第1話 俺は今日も一人で過ごす

『ごめんね、隼太はやた君』


 そんなこと言われても、絶対に許してやらねえよ。

 月曜の昼休み。真っ当な青春を謳歌する若々しい生徒たちの話し声をBGMにして、俺は一人で弁当を食べていた。

 高校二年になって一週間程が経過したが、俺には相変わらず友達がいない。

 それを望んだのは俺自身なわけだから、何一つ問題はないのだけれど。

 頭の中からいつまでも消えてくれない過去の苦い記憶さえ忘れられたら、もうちょっとこのぼっち飯も快適になるんだけどな。


『ごめんね、隼太君』


 うるせえな。いつまでも、いつまでも。

 もう過去のことだろ。いい加減忘れろよ。どうしていつもいつも、何度も何度もリフレインするんだよ。

 俺は今、食事に集中したいんだよ。

 何も考えるな。ただ無心で、クラスメートのくだらない会話に耳を傾けるんだ。

 そうすれば、この煩わしい雑音も消えてくれるはずだ。


「ねえ、ちょっと見てよこの人、超かっこよくない?」

「どれどれー? うわ、ホントだ! めっちゃカッコイイ! 誰? 俳優?」

「違う違う。今結構人気なユーチューバーだよ、ユーチューバー!」

「マジ? チャンネル名教えてよ。帰ったら見とくー!」


 近くで飯を食べている女子たちの会話が聞こえてくる。

 いいぞ。あの女子グループの会話を聞いていれば、余計なことも考えずに済みそうだ。

 俺はぼんやりと、その女子たちを眺める。


「うわ、ヤバ。マジでカッコイイ。アイドルみたいじゃん」

「あー、なんかその人、元アイドルってどっかで聞いた気がする」

「そうなんだ! そりゃカッコイイわけだ!」


 ユーチューバーか。どうせ暇だし、家に帰ったら俺もそのユーチューバーの動画見てみようかな。

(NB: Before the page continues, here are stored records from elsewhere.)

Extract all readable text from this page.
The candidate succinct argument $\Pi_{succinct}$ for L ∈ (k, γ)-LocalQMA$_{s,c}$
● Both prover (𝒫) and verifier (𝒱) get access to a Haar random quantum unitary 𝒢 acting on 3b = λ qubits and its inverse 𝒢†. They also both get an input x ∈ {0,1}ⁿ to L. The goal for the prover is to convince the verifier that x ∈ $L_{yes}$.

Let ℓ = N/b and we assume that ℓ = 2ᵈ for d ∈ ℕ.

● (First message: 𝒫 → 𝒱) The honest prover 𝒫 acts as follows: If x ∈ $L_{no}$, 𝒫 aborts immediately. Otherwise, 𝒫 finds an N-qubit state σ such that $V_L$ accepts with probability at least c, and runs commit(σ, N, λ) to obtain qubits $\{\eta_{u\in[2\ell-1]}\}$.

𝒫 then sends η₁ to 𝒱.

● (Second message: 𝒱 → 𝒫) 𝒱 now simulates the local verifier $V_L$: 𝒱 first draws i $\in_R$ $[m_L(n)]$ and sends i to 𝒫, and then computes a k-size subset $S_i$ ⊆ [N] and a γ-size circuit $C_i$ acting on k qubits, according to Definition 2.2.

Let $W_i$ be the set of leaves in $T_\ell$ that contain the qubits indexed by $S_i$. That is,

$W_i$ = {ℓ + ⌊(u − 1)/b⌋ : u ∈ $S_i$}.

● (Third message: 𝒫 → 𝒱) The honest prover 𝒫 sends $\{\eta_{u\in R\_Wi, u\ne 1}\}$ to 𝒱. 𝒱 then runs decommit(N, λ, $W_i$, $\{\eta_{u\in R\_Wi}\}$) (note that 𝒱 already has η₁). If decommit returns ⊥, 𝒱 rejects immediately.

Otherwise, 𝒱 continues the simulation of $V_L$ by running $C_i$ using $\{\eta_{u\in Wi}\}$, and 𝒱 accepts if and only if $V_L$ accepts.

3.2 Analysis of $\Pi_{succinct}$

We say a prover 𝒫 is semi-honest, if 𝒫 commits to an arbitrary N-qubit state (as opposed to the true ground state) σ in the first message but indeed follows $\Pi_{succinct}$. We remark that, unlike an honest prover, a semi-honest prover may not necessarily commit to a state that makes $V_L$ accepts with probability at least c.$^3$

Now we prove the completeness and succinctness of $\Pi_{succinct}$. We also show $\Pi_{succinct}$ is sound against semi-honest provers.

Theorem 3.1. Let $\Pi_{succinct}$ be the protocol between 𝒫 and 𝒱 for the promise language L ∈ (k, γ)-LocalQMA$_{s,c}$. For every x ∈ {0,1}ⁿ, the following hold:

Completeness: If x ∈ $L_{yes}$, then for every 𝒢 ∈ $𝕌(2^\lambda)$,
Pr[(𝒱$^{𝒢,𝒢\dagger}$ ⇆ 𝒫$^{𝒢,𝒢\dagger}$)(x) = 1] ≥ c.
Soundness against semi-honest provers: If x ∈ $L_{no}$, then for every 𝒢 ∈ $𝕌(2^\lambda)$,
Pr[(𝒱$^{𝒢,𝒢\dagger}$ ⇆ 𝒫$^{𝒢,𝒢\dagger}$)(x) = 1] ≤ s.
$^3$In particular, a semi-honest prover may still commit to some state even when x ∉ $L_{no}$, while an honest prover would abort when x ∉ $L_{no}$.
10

 なんてことを考えながら女子の会話を聞いていると、そのグループのとある女子と目が合ってしまった。

 茶髪にセミロングの、結構オシャレな感じの女の子だ。俺とは住む世界が違う。

 あまりじろじろと見て、彼女に裏で変態呼ばわりされるのも癪なので、すぐに目を逸らした。

 あの人、名前はなんだっけ? 忘れたな。まあ、どうでもいいけど。

 どうせ今後関わることなんてありえないだろうし。

 その後も女子グループの会話に耳を傾けながら、一人で昼休みを過ごした。


 ◇◇◇


 くそ、傘忘れた。

 授業が終わり、放課後。

 窓の外を眺めてみると、雨がザーザーと音を立てて降っていた。

 部活に入っていない俺は、普段ならすぐに家へと徒歩で帰るのだが、雨が降っていたらそうもいかない。

 とりあえず、少しだけ雨がむのを待ってみるか。

 教室にいても特にやることがないので、俺は昇降口へと向かった。

 昇降口で靴を履き替え、スマホをいじって時間を潰す。

 五分。十分。十五分。

 雨が止む気配はない。傘もない。さて、どうしたものか。

 こういうとき、一緒に帰る友達でもいれば、傘を貸してもらったりできるのだろうか。

 中学の頃はこういう時どうしてたっけ? あまり覚えていない。


「あれー。もしかして影谷かげたに君?」


 影谷なんて名字の人、俺以外にもいるんだな。そりゃいるか、なんて思いながらポチポチとスマホをいじる。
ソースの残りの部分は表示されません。